I’ve been struggling to put a name…or a concept…or a feeling around the pace of my life lately. From the outside, it seems like I should be really busy…and sometimes I feel that way. But this feeling of busy is far different than what busy used to feel like.
And because this feeling that I knew so very well seems a bit foreign to me now, I’ve been putting a lot of energy to trying to understand why. Why am I not feeling overwhelmed? Why am I not feeling scattered? Why am I not feeling out of control? Or more positively framed, why do I feel a sense of peace despite everything that’s swirling about?
I was pondering this as I looked out the window and noticed some decent sized snowflakes fluttering to the ground and it hit me. Snowflakes are a complex creation…no two are identical yet they have more similarities than differences when observing them from the outside.
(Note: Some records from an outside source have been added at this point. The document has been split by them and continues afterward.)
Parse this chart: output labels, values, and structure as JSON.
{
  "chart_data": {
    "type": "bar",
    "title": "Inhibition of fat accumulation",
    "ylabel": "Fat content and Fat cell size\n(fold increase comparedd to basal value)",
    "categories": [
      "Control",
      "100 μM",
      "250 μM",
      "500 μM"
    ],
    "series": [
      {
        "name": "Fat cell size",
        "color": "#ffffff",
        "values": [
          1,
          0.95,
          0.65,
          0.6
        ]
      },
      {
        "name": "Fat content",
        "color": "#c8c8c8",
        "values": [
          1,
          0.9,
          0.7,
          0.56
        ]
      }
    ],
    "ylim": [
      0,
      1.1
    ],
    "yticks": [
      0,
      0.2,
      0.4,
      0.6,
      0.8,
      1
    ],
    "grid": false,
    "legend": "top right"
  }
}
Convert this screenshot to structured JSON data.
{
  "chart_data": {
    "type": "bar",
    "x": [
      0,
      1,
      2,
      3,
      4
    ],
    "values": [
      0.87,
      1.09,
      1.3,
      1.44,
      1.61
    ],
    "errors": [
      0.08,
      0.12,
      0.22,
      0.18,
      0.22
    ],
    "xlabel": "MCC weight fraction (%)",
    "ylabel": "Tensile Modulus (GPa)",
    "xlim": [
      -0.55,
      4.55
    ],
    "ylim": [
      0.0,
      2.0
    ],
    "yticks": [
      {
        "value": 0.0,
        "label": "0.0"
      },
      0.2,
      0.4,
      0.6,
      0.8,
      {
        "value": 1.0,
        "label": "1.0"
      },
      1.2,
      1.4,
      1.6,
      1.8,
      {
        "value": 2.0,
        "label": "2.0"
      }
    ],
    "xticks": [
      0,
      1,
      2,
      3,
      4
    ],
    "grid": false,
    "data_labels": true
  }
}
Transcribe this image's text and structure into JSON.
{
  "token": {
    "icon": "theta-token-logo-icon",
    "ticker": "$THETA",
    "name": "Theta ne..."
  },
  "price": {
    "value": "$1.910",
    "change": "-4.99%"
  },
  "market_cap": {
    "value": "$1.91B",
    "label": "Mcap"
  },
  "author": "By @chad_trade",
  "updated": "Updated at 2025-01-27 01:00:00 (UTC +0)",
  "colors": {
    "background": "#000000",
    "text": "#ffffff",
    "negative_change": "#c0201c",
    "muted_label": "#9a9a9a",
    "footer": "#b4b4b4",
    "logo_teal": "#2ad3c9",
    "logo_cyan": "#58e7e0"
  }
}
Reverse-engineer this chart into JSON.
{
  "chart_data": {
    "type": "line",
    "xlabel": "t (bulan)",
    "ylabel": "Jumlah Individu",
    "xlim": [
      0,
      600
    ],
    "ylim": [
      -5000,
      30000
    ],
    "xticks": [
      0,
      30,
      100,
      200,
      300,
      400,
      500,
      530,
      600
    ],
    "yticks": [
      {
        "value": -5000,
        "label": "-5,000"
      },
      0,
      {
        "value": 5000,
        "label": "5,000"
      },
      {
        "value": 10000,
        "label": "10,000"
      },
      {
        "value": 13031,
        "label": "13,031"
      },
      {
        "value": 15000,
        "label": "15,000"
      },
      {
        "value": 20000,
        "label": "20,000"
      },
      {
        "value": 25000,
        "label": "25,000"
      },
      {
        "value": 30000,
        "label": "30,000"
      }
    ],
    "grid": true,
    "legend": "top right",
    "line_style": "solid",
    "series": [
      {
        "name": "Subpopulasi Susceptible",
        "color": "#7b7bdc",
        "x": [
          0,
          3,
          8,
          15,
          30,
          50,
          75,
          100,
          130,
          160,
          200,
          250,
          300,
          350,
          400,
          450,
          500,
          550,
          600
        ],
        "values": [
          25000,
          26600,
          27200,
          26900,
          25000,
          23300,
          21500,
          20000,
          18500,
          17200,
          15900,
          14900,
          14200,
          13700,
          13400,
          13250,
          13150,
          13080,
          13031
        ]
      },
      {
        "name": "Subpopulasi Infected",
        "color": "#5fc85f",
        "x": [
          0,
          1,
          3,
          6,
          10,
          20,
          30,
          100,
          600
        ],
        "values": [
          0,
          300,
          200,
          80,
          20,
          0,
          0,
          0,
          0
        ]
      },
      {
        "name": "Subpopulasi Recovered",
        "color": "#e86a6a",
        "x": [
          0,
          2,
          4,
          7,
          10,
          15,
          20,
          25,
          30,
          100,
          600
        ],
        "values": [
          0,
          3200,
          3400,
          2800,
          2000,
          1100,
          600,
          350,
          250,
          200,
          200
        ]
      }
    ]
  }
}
Despite their complexities and the harshness of winter, they never seem to be in a hurry. Even in a blizzard, each individual snowflake is simply doing its job…eloquently falling to the earth.
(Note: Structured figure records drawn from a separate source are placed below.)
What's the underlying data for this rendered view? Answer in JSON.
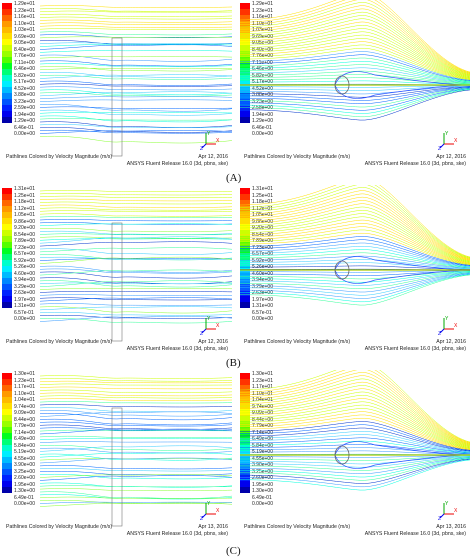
{
  "colorbar": [
    "#ff0000",
    "#ff3300",
    "#ff6600",
    "#ff9900",
    "#ffbb00",
    "#ffdd00",
    "#ffff00",
    "#ccff00",
    "#99ff00",
    "#55ff00",
    "#00ff22",
    "#00ff77",
    "#00ffcc",
    "#00eeff",
    "#00bbff",
    "#0088ff",
    "#0055ff",
    "#0022ff",
    "#0000ee",
    "#0000aa"
  ],
  "panels": [
    {
      "id": "A-left",
      "ticks": [
        "1.29e+01",
        "1.23e+01",
        "1.16e+01",
        "1.10e+01",
        "1.03e+01",
        "9.69e+00",
        "9.05e+00",
        "8.40e+00",
        "7.76e+00",
        "7.11e+00",
        "6.46e+00",
        "5.82e+00",
        "5.17e+00",
        "4.52e+00",
        "3.88e+00",
        "3.23e+00",
        "2.59e+00",
        "1.94e+00",
        "1.29e+00",
        "6.46e-01",
        "0.00e+00"
      ],
      "footer_left": "Pathlines Colored by Velocity Magnitude (m/s)",
      "footer_date": "Apr 12, 2016",
      "footer_right": "ANSYS Fluent Release 16.0 (3d, pbns, ske)"
    },
    {
      "id": "A-right",
      "ticks": [
        "1.29e+01",
        "1.23e+01",
        "1.16e+01",
        "1.10e+01",
        "1.03e+01",
        "9.69e+00",
        "9.05e+00",
        "8.40e+00",
        "7.76e+00",
        "7.11e+00",
        "6.46e+00",
        "5.82e+00",
        "5.17e+00",
        "4.52e+00",
        "3.88e+00",
        "3.23e+00",
        "2.58e+00",
        "1.94e+00",
        "1.29e+00",
        "6.46e-01",
        "0.00e+00"
      ],
      "footer_left": "Pathlines Colored by Velocity Magnitude (m/s)",
      "footer_date": "Apr 12, 2016",
      "footer_right": "ANSYS Fluent Release 16.0 (3d, pbns, ske)"
    },
    {
      "id": "B-left",
      "ticks": [
        "1.31e+01",
        "1.25e+01",
        "1.18e+01",
        "1.12e+01",
        "1.05e+01",
        "9.86e+00",
        "9.20e+00",
        "8.54e+00",
        "7.89e+00",
        "7.23e+00",
        "6.57e+00",
        "5.92e+00",
        "5.26e+00",
        "4.60e+00",
        "3.94e+00",
        "3.29e+00",
        "2.63e+00",
        "1.97e+00",
        "1.31e+00",
        "6.57e-01",
        "0.00e+00"
      ],
      "footer_left": "Pathlines Colored by Velocity Magnitude (m/s)",
      "footer_date": "Apr 12, 2016",
      "footer_right": "ANSYS Fluent Release 16.0 (3d, pbns, ske)"
    },
    {
      "id": "B-right",
      "ticks": [
        "1.31e+01",
        "1.25e+01",
        "1.18e+01",
        "1.12e+01",
        "1.05e+01",
        "9.86e+00",
        "9.20e+00",
        "8.54e+00",
        "7.89e+00",
        "7.23e+00",
        "6.57e+00",
        "5.92e+00",
        "5.26e+00",
        "4.60e+00",
        "3.94e+00",
        "3.29e+00",
        "2.63e+00",
        "1.97e+00",
        "1.31e+00",
        "6.57e-01",
        "0.00e+00"
      ],
      "footer_left": "Pathlines Colored by Velocity Magnitude (m/s)",
      "footer_date": "Apr 12, 2016",
      "footer_right": "ANSYS Fluent Release 16.0 (3d, pbns, ske)"
    },
    {
      "id": "C-left",
      "ticks": [
        "1.30e+01",
        "1.23e+01",
        "1.17e+01",
        "1.10e+01",
        "1.04e+01",
        "9.74e+00",
        "9.09e+00",
        "8.44e+00",
        "7.79e+00",
        "7.14e+00",
        "6.49e+00",
        "5.84e+00",
        "5.19e+00",
        "4.55e+00",
        "3.90e+00",
        "3.25e+00",
        "2.60e+00",
        "1.95e+00",
        "1.30e+00",
        "6.49e-01",
        "0.00e+00"
      ],
      "footer_left": "Pathlines Colored by Velocity Magnitude (m/s)",
      "footer_date": "Apr 13, 2016",
      "footer_right": "ANSYS Fluent Release 16.0 (3d, pbns, ske)"
    },
    {
      "id": "C-right",
      "ticks": [
        "1.30e+01",
        "1.23e+01",
        "1.17e+01",
        "1.10e+01",
        "1.04e+01",
        "9.74e+00",
        "9.09e+00",
        "8.44e+00",
        "7.79e+00",
        "7.14e+00",
        "6.49e+00",
        "5.84e+00",
        "5.19e+00",
        "4.55e+00",
        "3.90e+00",
        "3.25e+00",
        "2.60e+00",
        "1.95e+00",
        "1.30e+00",
        "6.49e-01",
        "0.00e+00"
      ],
      "footer_left": "Pathlines Colored by Velocity Magnitude (m/s)",
      "footer_date": "Apr 13, 2016",
      "footer_right": "ANSYS Fluent Release 16.0 (3d, pbns, ske)"
    }
  ],
  "labels": {
    "A": "(A)",
    "B": "(B)",
    "C": "(C)"
  },
  "axis_labels": {
    "x": "X",
    "y": "Y",
    "z": "Z"
  }
}
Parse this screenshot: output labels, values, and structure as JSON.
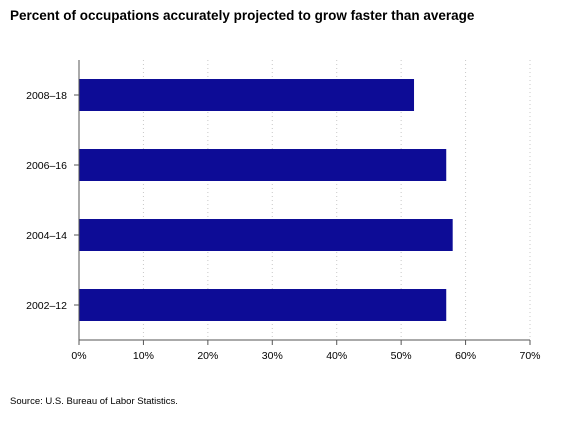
{
  "chart_data": {
    "type": "bar",
    "orientation": "horizontal",
    "title": "Percent of occupations accurately projected to grow faster than average",
    "categories": [
      "2008–18",
      "2006–16",
      "2004–14",
      "2002–12"
    ],
    "values": [
      52,
      57,
      58,
      57
    ],
    "unit": "%",
    "xlim": [
      0,
      70
    ],
    "xticks": [
      0,
      10,
      20,
      30,
      40,
      50,
      60,
      70
    ],
    "xtick_labels": [
      "0%",
      "10%",
      "20%",
      "30%",
      "40%",
      "50%",
      "60%",
      "70%"
    ],
    "grid": "vertical dotted",
    "legend": "none",
    "bar_color": "#0d0c96"
  },
  "source": "Source: U.S. Bureau of Labor Statistics."
}
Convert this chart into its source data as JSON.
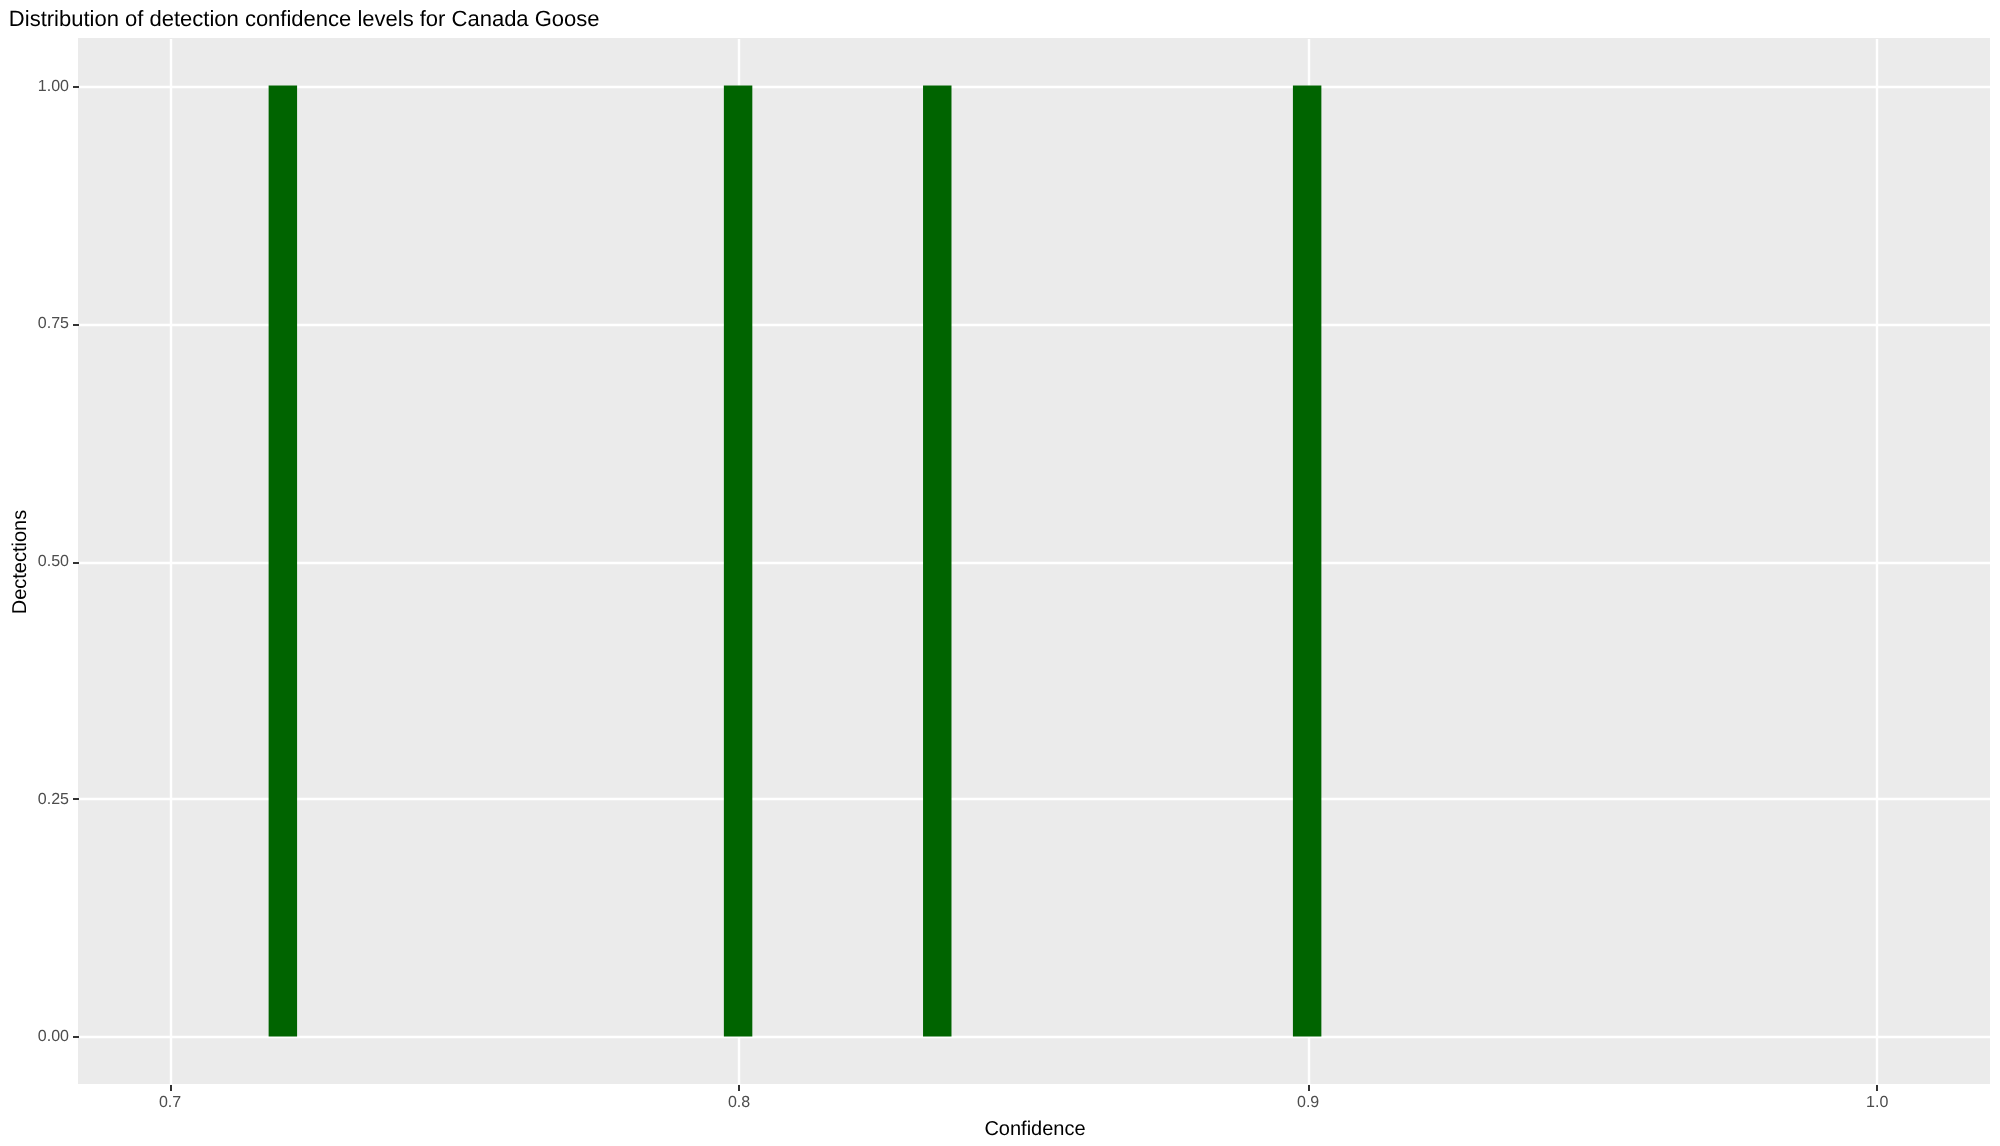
{
  "chart_data": {
    "type": "histogram",
    "title": "Distribution of detection confidence levels for Canada Goose",
    "xlabel": "Confidence",
    "ylabel": "Dectections",
    "bins": [
      0.7175,
      0.7225,
      0.7275,
      0.7325,
      0.7375,
      0.7425,
      0.7475,
      0.7525,
      0.7575,
      0.7625,
      0.7675,
      0.7725,
      0.7775,
      0.7825,
      0.7875,
      0.7925,
      0.7975,
      0.8025,
      0.8075,
      0.8125,
      0.8175,
      0.8225,
      0.8275,
      0.8325,
      0.8375,
      0.8425,
      0.8475,
      0.8525,
      0.8575,
      0.8625,
      0.8675,
      0.8725,
      0.8775,
      0.8825,
      0.8875,
      0.8925,
      0.8975,
      0.9025
    ],
    "values": [
      1,
      0,
      0,
      0,
      0,
      0,
      0,
      0,
      0,
      0,
      0,
      0,
      0,
      0,
      0,
      0,
      1,
      0,
      0,
      0,
      0,
      0,
      0,
      1,
      0,
      0,
      0,
      0,
      0,
      0,
      0,
      0,
      0,
      0,
      0,
      0,
      1
    ],
    "color": "#006400",
    "xlim": [
      0.684,
      1.02
    ],
    "xticks": [
      0.7,
      0.8,
      0.9,
      {
        "value": 1,
        "label": "1.0"
      }
    ],
    "ylim": [
      -0.05,
      1.05
    ],
    "yticks": [
      {
        "value": 0,
        "label": "0.00"
      },
      {
        "value": 0.25,
        "label": "0.25"
      },
      {
        "value": 0.5,
        "label": "0.50"
      },
      {
        "value": 0.75,
        "label": "0.75"
      },
      {
        "value": 1,
        "label": "1.00"
      }
    ],
    "grid": true
  }
}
If they do appear to be in a hurry, it’s the wind pushing them along. Swirling them around. But regardless of what the wind does, the snowflake is still a snowflake. And that’s what I’ve come to realize about the pace of my life.
Because I’m finally in control of my own destiny…meaning I’ve taken full responsibility for what I do and how I feel about it…I’m able to remain unchanged. Able to continue to be at peace and calm despite how the wind may blow around me.
Rather than getting caught up in the breeze, I’m learning to ride the gusts much like the snowflake. I’m finally able to see…and feel…the difference between the two. Just because the wind blows hard and cold, doesn’t mean I have to be. I’m content to remain a complicated, delicate snowflake.